Like he did for most of the post-deadline regular season, Barry Trotz made sure his third pairing saw the lion’s share of their ice time against the Leafs’ bottom six. From a possession standpoint, Shattenkirk and Orpik faired well against the Tyler Bozak line, and won out on slim margins against the Kasperi Kapanen line. Meanwhile, they got steamrolled by Nazem Kadri’s, and saw varied results in limited minutes against Auston Matthews and company. Of course possession wins aren’t much to hang your hat on this time of year (just ask the Minnesota Wild), and these figures don’t tell the whole story, but more on that upcoming.
Sticking with shot attempts for a moment, it bears acknowledging that shared ice with the opposition is only one piece of the puzzle. Shared ice with your forward lines is another.
What we see here is that Orpik and Shattenkirk generally spent time on the right side of the ice when they were out there with the Beagle line, but got their lunch eaten when they were out with the Ovechkin line (who dictated play easily when they were out with either of the two other pairings).
Here’s how the overall possession numbers on the blueline shook out.

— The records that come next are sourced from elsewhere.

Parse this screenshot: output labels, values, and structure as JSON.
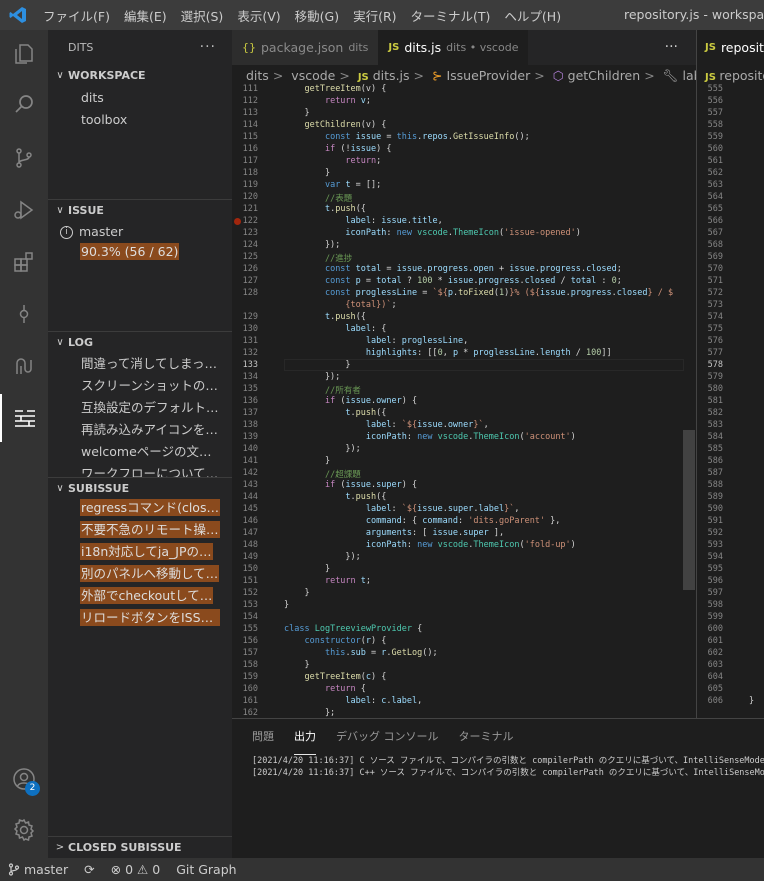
{
  "window": {
    "title": "repository.js - workspa",
    "menu": [
      "ファイル(F)",
      "編集(E)",
      "選択(S)",
      "表示(V)",
      "移動(G)",
      "実行(R)",
      "ターミナル(T)",
      "ヘルプ(H)"
    ]
  },
  "activity": {
    "account_badge": "2",
    "icons": [
      "files-icon",
      "search-icon",
      "source-control-icon",
      "run-debug-icon",
      "extensions-icon",
      "git-commit-icon",
      "gitlens-icon",
      "dits-icon",
      "account-icon",
      "settings-gear-icon"
    ]
  },
  "sidebar": {
    "title": "DITS",
    "more": "···",
    "workspace": {
      "header": "WORKSPACE",
      "items": [
        "dits",
        "toolbox"
      ]
    },
    "issue": {
      "header": "ISSUE",
      "branch": "master",
      "progress": "90.3% (56 / 62)"
    },
    "log": {
      "header": "LOG",
      "items": [
        "間違って消してしまっ…",
        "スクリーンショットの追加",
        "互換設定のデフォルト…",
        "再読み込みアイコンを…",
        "welcomeページの文…",
        "ワークフローについて…"
      ]
    },
    "subissue": {
      "header": "SUBISSUE",
      "items": [
        "regressコマンド(close…",
        "不要不急のリモート操…",
        "i18n対応してja_JPの…",
        "別のパネルへ移動して…",
        "外部でcheckoutして…",
        "リロードボタンをISSUE…"
      ]
    },
    "closed": {
      "header": "CLOSED SUBISSUE"
    }
  },
  "editor": {
    "tabs": [
      {
        "icon": "{}",
        "name": "package.json",
        "desc": "dits"
      },
      {
        "icon": "JS",
        "name": "dits.js",
        "desc": "dits • vscode"
      }
    ],
    "more": "···",
    "breadcrumb": [
      "dits",
      "vscode",
      "dits.js",
      "IssueProvider",
      "getChildren",
      "label"
    ],
    "breadcrumb_icons": [
      "JS",
      "class-icon",
      "method-icon",
      "wrench-icon"
    ],
    "current_line": 133,
    "breakpoint_line": 122
  },
  "split": {
    "tab": "reposit",
    "breadcrumb": "reposito",
    "lines_start": 555,
    "lines_end": 606,
    "current_line": 578,
    "closing": "}"
  },
  "panel": {
    "tabs": [
      "問題",
      "出力",
      "デバッグ コンソール",
      "ターミナル"
    ],
    "active": "出力",
    "output": [
      "[2021/4/20 11:16:37] C ソース ファイルで、コンパイラの引数と compilerPath のクエリに基づいて、IntelliSenseMode が",
      "[2021/4/20 11:16:37] C++ ソース ファイルで、コンパイラの引数と compilerPath のクエリに基づいて、IntelliSenseMode が"
    ]
  },
  "status": {
    "branch": "master",
    "errors": "0",
    "warnings": "0",
    "git_graph": "Git Graph"
  }
}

So despite drawing the most favorable matchups, Orpik and Shattenkirk were the Caps worst possession pair in Round 1. But the sample size in any given playoff series is generally small enough where a couple fortunate bounces can offset the underlying numbers. So what happened from a production standpoint with the Caps’ third pairing out there?

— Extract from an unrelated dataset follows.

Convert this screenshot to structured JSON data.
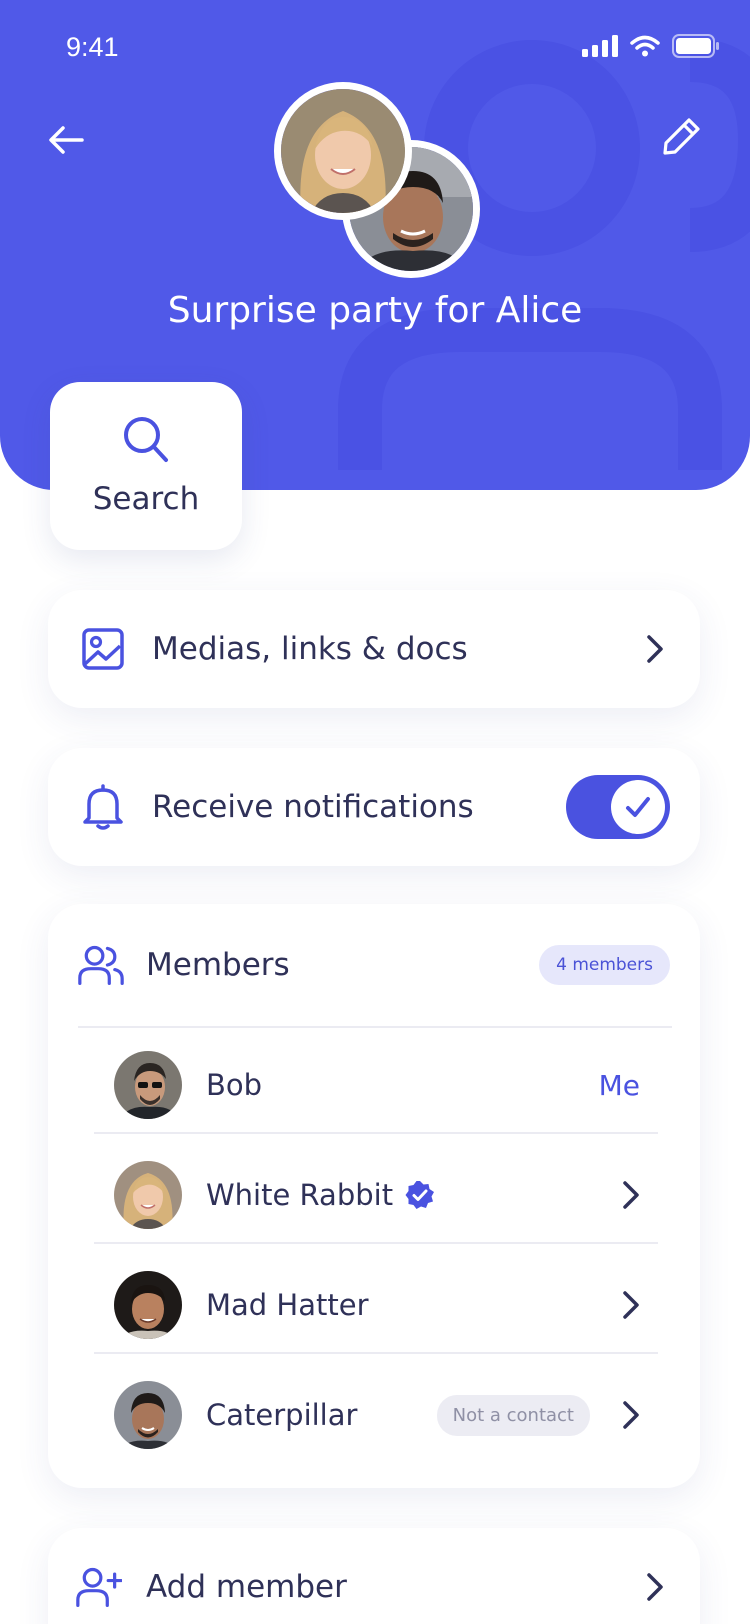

Now let’s go back and revise the first statement from the last paragraph: So despite drawing the most favorable matchups, Orpik and Shattenkirk were the worst possession pair in Round 1, and despite getting the least ice time and the fewest defensive zone draws, they surrendered the most goals against, and they were the only pairing with whom the Ovechkin line struggled.

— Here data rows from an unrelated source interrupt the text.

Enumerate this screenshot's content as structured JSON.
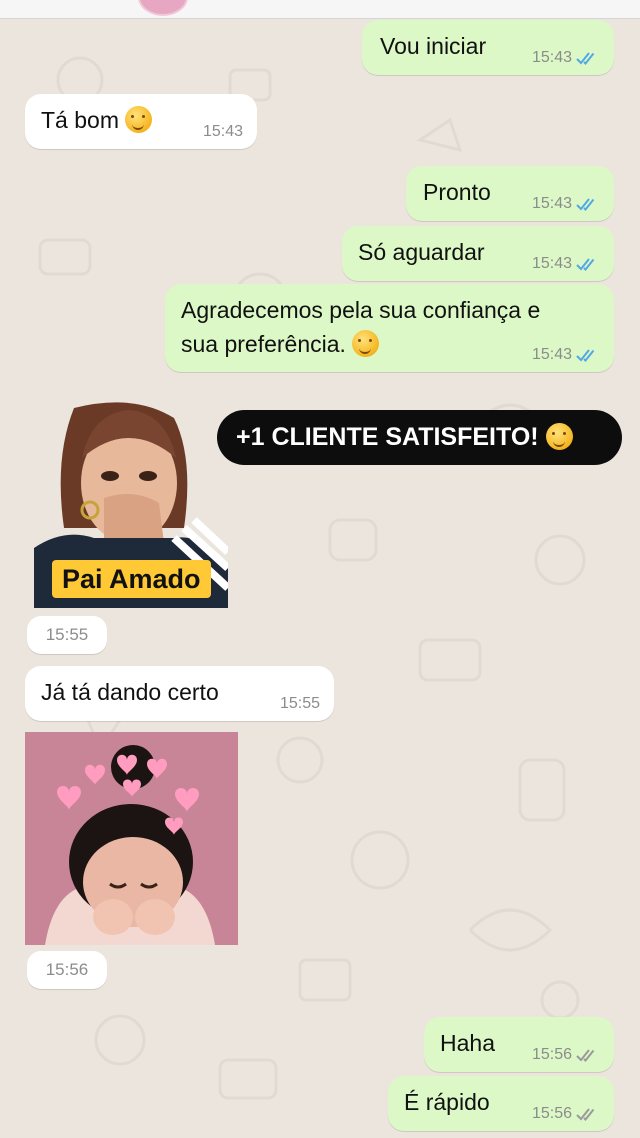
{
  "messages": [
    {
      "text": "Vou iniciar",
      "time": "15:43",
      "status": "read"
    },
    {
      "text": "Tá bom",
      "emoji": "shushing-face-emoji",
      "time": "15:43"
    },
    {
      "text": "Pronto",
      "time": "15:43",
      "status": "read"
    },
    {
      "text": "Só aguardar",
      "time": "15:43",
      "status": "read"
    },
    {
      "line1": "Agradecemos pela sua confiança e",
      "line2": "sua preferência.",
      "emoji": "star-struck-emoji",
      "time": "15:43",
      "status": "read"
    },
    {
      "banner": "+1 CLIENTE SATISFEITO!",
      "emoji": "star-struck-emoji"
    },
    {
      "sticker_caption": "Pai Amado",
      "time": "15:55",
      "sticker": "woman-hand-over-mouth-sticker"
    },
    {
      "text": "Já tá dando certo",
      "time": "15:55"
    },
    {
      "time": "15:56",
      "sticker": "girl-with-hearts-sticker"
    },
    {
      "text": "Haha",
      "time": "15:56",
      "status": "delivered"
    },
    {
      "text": "É rápido",
      "time": "15:56",
      "status": "delivered"
    }
  ],
  "colors": {
    "outgoing": "#dcf8c6",
    "incoming": "#ffffff",
    "wallpaper": "#ece5dd",
    "tick_read": "#4fa9e6",
    "tick_delivered": "#9a9a9a",
    "banner": "#0d0d0d"
  }
}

Pretty harsh, but is that summary entirely fair? After all, according to the fine folks at Natural Stat Trick, only one Caps’ defenseman ( John Carlson - 22) was on the ice for more high-danger chances for than the 18 that Orpik and Shattenkirk had (worth noting that Matt Niskanen was also on the ice for 18, in ~40 min more of 5v5 TOI). Yet Shatty and ‘Pik were the only two Caps’ blueliners who weren’t on the ice for a converted high-danger chance. They also both finished on the positive side of the larger scoring chance battle, to the tune of 57.2% for Orpik and 52.0% for Shattenkirk.
Ultimately, it’s probably a bit of both. The third pairing didn’t play particularly well, and they were anchors to the squad’s best forwards. They were also on the wrong side of luck, and when it came to matching up against Toronto’s speedy forwards, on the wrong side of that as well...which is a bit unnerving, given Pittsburgh’s forward corps rolling into town with just as much speed, and even more talent.
But don’t take it from me — here’s what the players told us after Tuesday’s practice.
“They’ve got a lot of speed up front with their forwards,” Orpik said. “Probably the [similarity to Toronto] that jumps out is just the overall speed that they play with.”
Kevin Shattenkirk observed in a bit more detail. “I think they’re a much different beast,” he said. “I think they use their speed in a different way. Their systems are geared around how fast they are. They like to chip pucks out from the neutral zone and kind of build that speed from their defensive zone. In that way they’re on you very fast. So it’s going to be important for us to possess the puck in the offensive zone, and in our defensive zone getting the puck out quickly in any way, shape, or form.”
Brooks Orpik, probably about as good a proxy for the Caps’ third pairing deployment as you can get, saw a lot of Phil Kessel, Nick Bonino, and Matt Cullen, during the four regular season matchups with the Pens. It’s tough to understand exactly what that means from a line-matching standpoint, as all three guys have moved up and down Pittsburgh’s line up.
But one thing’s certain, and that’s that Orpik and Shattenkirk are likely to draw against just as much speed as they saw (and didn’t handle particularly well) in Round 1. Improved play from the Caps’ third pairing is going to be imperative for the Caps to hang with the defending champs.